I shook my head. “I’m a fucking coward. What if I tell him and he leaves me?”
“I know you don’t want to hear this but if he leaves, then let him. He has to process what you tell him”
“He’d be justified. I gave in to the blackmail.”
“Corey can feel whatever he wants. He might be hurt or upset, but you have to tell him, so he understands your side. He’s already aware of the whole fighting thing and everyone being on your ass about it. This won’t come as a shock to him that you’d want to keep it from getting out. While he doesn’t like his mother, and rightfully so, he can’t expect you to stand by while she’s hurt.”
“I need to talk to him.”
“Don’t put it off once you get home. Meet up with him in private and tell him. The longer you keep it from him, the worse it will get. Plus, if she sees him again and tells him what happened before you do, he’ll be pissed you didn’t let him know first.”
I scrubbed a hand over my face, dread sitting heavy in my stomach. Jansen was right. It didn’t make the idea of telling Corey any easier.
We moved to the table to eat. I picked at my food, eating a few bites. My stomach was a mess. Jansen changed the subject to try to get me to laugh. I did but didn’t really feel it.
By the time we were done, I figured I’d already confessed a lot, why not tack some more on.
“Another thing,” I said.
“What’s up?”
“I’m going to retire at the end of the season.”

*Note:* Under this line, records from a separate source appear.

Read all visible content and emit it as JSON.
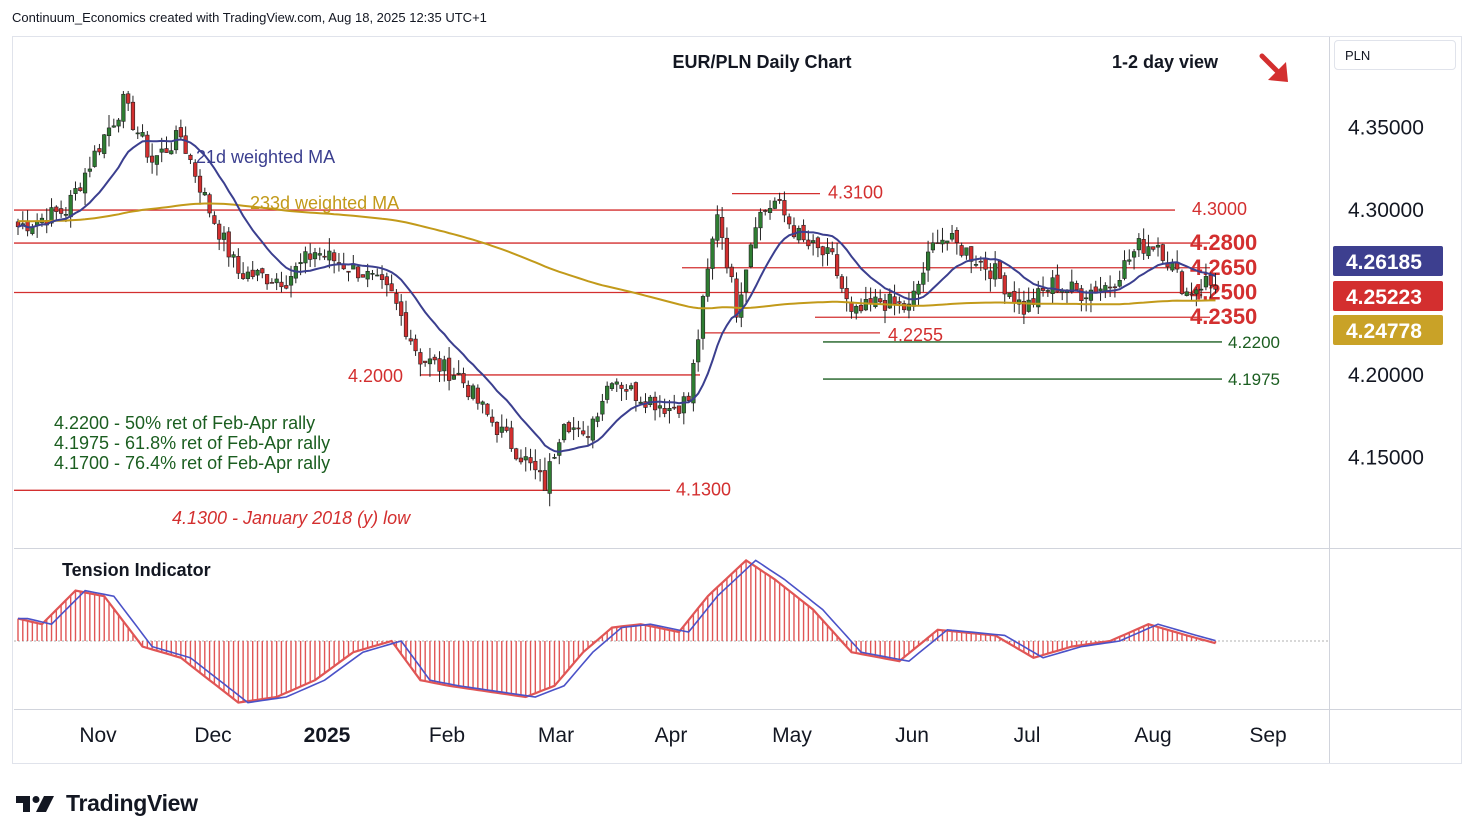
{
  "header": "Continuum_Economics created with TradingView.com, Aug 18, 2025 12:35 UTC+1",
  "currency": "PLN",
  "logo_text": "TradingView",
  "colors": {
    "up": "#2e7d32",
    "down": "#d32f2f",
    "ma21": "#3b3f8f",
    "ma233": "#c29a1a",
    "level": "#d32f2f",
    "retrace": "#1b5e20",
    "tension_fill": "#e05555",
    "tension_line": "#4b52c8",
    "tag_ma21": "#3d3f8f",
    "tag_price": "#d32f2f",
    "tag_ma233": "#c9a227"
  },
  "chart_data": {
    "type": "candlestick",
    "title": "EUR/PLN Daily Chart",
    "view_label": "1-2 day view",
    "view_direction": "down",
    "ylim": [
      4.095,
      4.405
    ],
    "y_ticks": [
      "4.15000",
      "4.20000",
      "4.25000",
      "4.30000",
      "4.35000"
    ],
    "x_ticks": [
      "Nov",
      "Dec",
      "2025",
      "Feb",
      "Mar",
      "Apr",
      "May",
      "Jun",
      "Jul",
      "Aug",
      "Sep"
    ],
    "price_tags": [
      {
        "label": "4.26185",
        "value": 4.26185,
        "color": "#3d3f8f"
      },
      {
        "label": "4.25223",
        "value": 4.25223,
        "color": "#d32f2f"
      },
      {
        "label": "4.24778",
        "value": 4.24778,
        "color": "#c9a227"
      }
    ],
    "ma_labels": {
      "ma21": "21d weighted MA",
      "ma233": "233d weighted MA"
    },
    "levels": [
      {
        "label": "4.3100",
        "value": 4.31,
        "from": "Apr",
        "style": "short"
      },
      {
        "label": "4.3000",
        "value": 4.3
      },
      {
        "label": "4.2800",
        "value": 4.28
      },
      {
        "label": "4.2650",
        "value": 4.265
      },
      {
        "label": "4.2500",
        "value": 4.25
      },
      {
        "label": "4.2350",
        "value": 4.235
      },
      {
        "label": "4.2255",
        "value": 4.2255
      },
      {
        "label": "4.2000",
        "value": 4.2
      },
      {
        "label": "4.1300",
        "value": 4.13
      }
    ],
    "retracements": [
      {
        "label": "4.2200",
        "value": 4.22
      },
      {
        "label": "4.1975",
        "value": 4.1975
      }
    ],
    "notes": [
      "4.2200 - 50% ret of Feb-Apr rally",
      "4.1975 - 61.8% ret of Feb-Apr rally",
      "4.1700 - 76.4% ret of Feb-Apr rally"
    ],
    "low_label": "4.1300 - January 2018 (y) low",
    "indicator_title": "Tension Indicator",
    "anchors": [
      {
        "i": 0,
        "c": 4.29
      },
      {
        "i": 10,
        "c": 4.3
      },
      {
        "i": 18,
        "c": 4.345
      },
      {
        "i": 22,
        "c": 4.365
      },
      {
        "i": 28,
        "c": 4.33
      },
      {
        "i": 34,
        "c": 4.345
      },
      {
        "i": 40,
        "c": 4.3
      },
      {
        "i": 46,
        "c": 4.262
      },
      {
        "i": 56,
        "c": 4.258
      },
      {
        "i": 62,
        "c": 4.275
      },
      {
        "i": 72,
        "c": 4.262
      },
      {
        "i": 78,
        "c": 4.248
      },
      {
        "i": 84,
        "c": 4.21
      },
      {
        "i": 92,
        "c": 4.2
      },
      {
        "i": 98,
        "c": 4.175
      },
      {
        "i": 106,
        "c": 4.148
      },
      {
        "i": 110,
        "c": 4.133
      },
      {
        "i": 114,
        "c": 4.175
      },
      {
        "i": 118,
        "c": 4.16
      },
      {
        "i": 124,
        "c": 4.2
      },
      {
        "i": 128,
        "c": 4.19
      },
      {
        "i": 136,
        "c": 4.18
      },
      {
        "i": 140,
        "c": 4.185
      },
      {
        "i": 146,
        "c": 4.3
      },
      {
        "i": 150,
        "c": 4.24
      },
      {
        "i": 154,
        "c": 4.295
      },
      {
        "i": 158,
        "c": 4.305
      },
      {
        "i": 164,
        "c": 4.28
      },
      {
        "i": 170,
        "c": 4.27
      },
      {
        "i": 174,
        "c": 4.235
      },
      {
        "i": 180,
        "c": 4.245
      },
      {
        "i": 186,
        "c": 4.24
      },
      {
        "i": 192,
        "c": 4.285
      },
      {
        "i": 198,
        "c": 4.275
      },
      {
        "i": 204,
        "c": 4.262
      },
      {
        "i": 210,
        "c": 4.24
      },
      {
        "i": 216,
        "c": 4.255
      },
      {
        "i": 222,
        "c": 4.25
      },
      {
        "i": 228,
        "c": 4.255
      },
      {
        "i": 234,
        "c": 4.278
      },
      {
        "i": 238,
        "c": 4.28
      },
      {
        "i": 244,
        "c": 4.25
      },
      {
        "i": 248,
        "c": 4.257
      },
      {
        "i": 250,
        "c": 4.252
      }
    ],
    "tension_anchors": [
      {
        "i": 0,
        "v": 0.2
      },
      {
        "i": 5,
        "v": 0.15
      },
      {
        "i": 12,
        "v": 0.45
      },
      {
        "i": 18,
        "v": 0.4
      },
      {
        "i": 26,
        "v": -0.05
      },
      {
        "i": 34,
        "v": -0.15
      },
      {
        "i": 46,
        "v": -0.55
      },
      {
        "i": 54,
        "v": -0.5
      },
      {
        "i": 62,
        "v": -0.35
      },
      {
        "i": 70,
        "v": -0.1
      },
      {
        "i": 78,
        "v": 0.0
      },
      {
        "i": 84,
        "v": -0.35
      },
      {
        "i": 90,
        "v": -0.4
      },
      {
        "i": 98,
        "v": -0.45
      },
      {
        "i": 106,
        "v": -0.5
      },
      {
        "i": 112,
        "v": -0.4
      },
      {
        "i": 118,
        "v": -0.1
      },
      {
        "i": 124,
        "v": 0.12
      },
      {
        "i": 130,
        "v": 0.15
      },
      {
        "i": 138,
        "v": 0.08
      },
      {
        "i": 144,
        "v": 0.4
      },
      {
        "i": 152,
        "v": 0.72
      },
      {
        "i": 158,
        "v": 0.55
      },
      {
        "i": 166,
        "v": 0.28
      },
      {
        "i": 174,
        "v": -0.1
      },
      {
        "i": 184,
        "v": -0.18
      },
      {
        "i": 192,
        "v": 0.1
      },
      {
        "i": 204,
        "v": 0.05
      },
      {
        "i": 212,
        "v": -0.15
      },
      {
        "i": 220,
        "v": -0.05
      },
      {
        "i": 228,
        "v": 0.0
      },
      {
        "i": 236,
        "v": 0.15
      },
      {
        "i": 244,
        "v": 0.05
      },
      {
        "i": 250,
        "v": -0.02
      }
    ],
    "tension_ylim": [
      -0.65,
      0.85
    ]
  }
}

He paused, wiping his mouth with the napkin. “Are you serious?”
“Yeah.”
“Did you think about it? Like really, really think about it?”
“I have. No one on the team knows I made the decision yet. Devon knows I’m considering it. I did tell Corey.”

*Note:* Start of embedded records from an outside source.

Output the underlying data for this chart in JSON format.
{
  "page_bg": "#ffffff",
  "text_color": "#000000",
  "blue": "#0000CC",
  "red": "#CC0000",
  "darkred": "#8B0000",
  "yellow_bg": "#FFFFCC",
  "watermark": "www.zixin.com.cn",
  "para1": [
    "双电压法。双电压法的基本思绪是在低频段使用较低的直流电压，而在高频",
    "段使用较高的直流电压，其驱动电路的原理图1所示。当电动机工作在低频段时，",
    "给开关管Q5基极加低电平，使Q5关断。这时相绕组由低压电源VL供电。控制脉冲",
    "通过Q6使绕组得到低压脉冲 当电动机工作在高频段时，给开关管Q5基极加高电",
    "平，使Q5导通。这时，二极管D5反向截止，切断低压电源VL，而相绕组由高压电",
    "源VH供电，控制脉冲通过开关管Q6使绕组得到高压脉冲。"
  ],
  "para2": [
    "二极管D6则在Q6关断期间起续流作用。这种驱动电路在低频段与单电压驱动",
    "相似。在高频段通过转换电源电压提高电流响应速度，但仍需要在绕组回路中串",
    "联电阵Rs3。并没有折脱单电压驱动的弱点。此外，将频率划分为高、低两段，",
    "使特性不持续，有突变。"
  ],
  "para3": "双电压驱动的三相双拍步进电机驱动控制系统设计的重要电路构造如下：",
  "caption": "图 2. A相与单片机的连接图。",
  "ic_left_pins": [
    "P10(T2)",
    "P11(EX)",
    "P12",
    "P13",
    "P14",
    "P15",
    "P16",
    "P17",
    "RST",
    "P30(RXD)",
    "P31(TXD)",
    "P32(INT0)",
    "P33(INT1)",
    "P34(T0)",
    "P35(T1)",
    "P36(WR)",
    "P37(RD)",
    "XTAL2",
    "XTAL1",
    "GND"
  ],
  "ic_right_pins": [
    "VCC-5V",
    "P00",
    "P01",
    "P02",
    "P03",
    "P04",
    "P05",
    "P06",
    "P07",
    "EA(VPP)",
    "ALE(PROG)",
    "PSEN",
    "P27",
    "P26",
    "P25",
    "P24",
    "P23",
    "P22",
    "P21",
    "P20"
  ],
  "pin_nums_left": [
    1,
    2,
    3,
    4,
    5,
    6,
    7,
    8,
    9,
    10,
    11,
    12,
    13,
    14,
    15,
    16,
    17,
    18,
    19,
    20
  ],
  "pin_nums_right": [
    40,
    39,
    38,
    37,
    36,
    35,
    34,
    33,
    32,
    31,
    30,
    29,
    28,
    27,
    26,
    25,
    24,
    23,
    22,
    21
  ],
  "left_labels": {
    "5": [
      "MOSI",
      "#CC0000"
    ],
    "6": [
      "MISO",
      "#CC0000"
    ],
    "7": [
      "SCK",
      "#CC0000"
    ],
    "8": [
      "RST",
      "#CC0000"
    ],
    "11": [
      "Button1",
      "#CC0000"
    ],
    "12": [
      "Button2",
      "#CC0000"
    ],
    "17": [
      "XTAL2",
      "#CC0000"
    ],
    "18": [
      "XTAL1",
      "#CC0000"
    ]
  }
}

“Wow.” He finally wiped his mouth and dropped the napkin to the table. A slow grin spread over his lips. “I’m the first on the team to know you decided for certain. The guys are going to be so jealous you told me before them.”
I raised my eyebrows. “You’re not going to try to talk me out of it?”
“Do you want me to? You said you’ve thought about it. You wouldn’t have brought it up if you weren’t serious. Besides, your heart isn’t in it this year. I thought maybe you were just slowing down, your body tired from years of playing.”
“That’s part of it. I’ve done everything I set out to do. I want to move on with my life. Start a new chapter. See what’s out there for me.”
“But you’re not going to stop talking to all of us, right? I don’t want to have to get clingy. It won’t go over well. Plus, Stephen might have something to say about me wanting to hang out you with all the time. It’ll be a delicate balance.”
For the first time all day, a real smile lifted my lips. I could picture Jansen becoming like that, although he’d have nothing on King. He’d be the one who’d take it the worst. I didn’t look forward to telling him. King was a family man through and through. He’d want to make sure I wasn’t going anywhere, like back to Pittsburgh. While I would keep my place there, I wanted to stay where I lived now. At least for the time being. I couldn’t predict where the future would take me.
“I’m not going anywhere,” I said. “Especially not if Corey and I get through this latest shitstorm.”
Jansen clasped me on the shoulder. “You will. Corey’s a good guy, who sees the real you. He sees the man we know and love. He’ll understand why you did it.”
I hoped so. If he didn’t, it would gut me. Hell, it already was. Maybe some of the weight would lift once Corey knew. If not, that was on me. I was the one who agreed to handing over the money. I should be the one to carry the cost of my actions.
This season had been a roller coaster of emotions, and I still had much more of it to go. Between playing, trying to be better about not fighting, and making the decision to retire, it was a hell of a lot. More than that, I found Corey. I was so damn in love with him. If he didn’t hate me for what I did, if he didn’t walk away, I’d tell him how I felt. Until then, I needed to stop shutting him out over the phone. It wasn’t right to make him feel bad for something I did. It wasn’t his fault. Until we could talk face-to-face, I’d take his sweet words over the phone.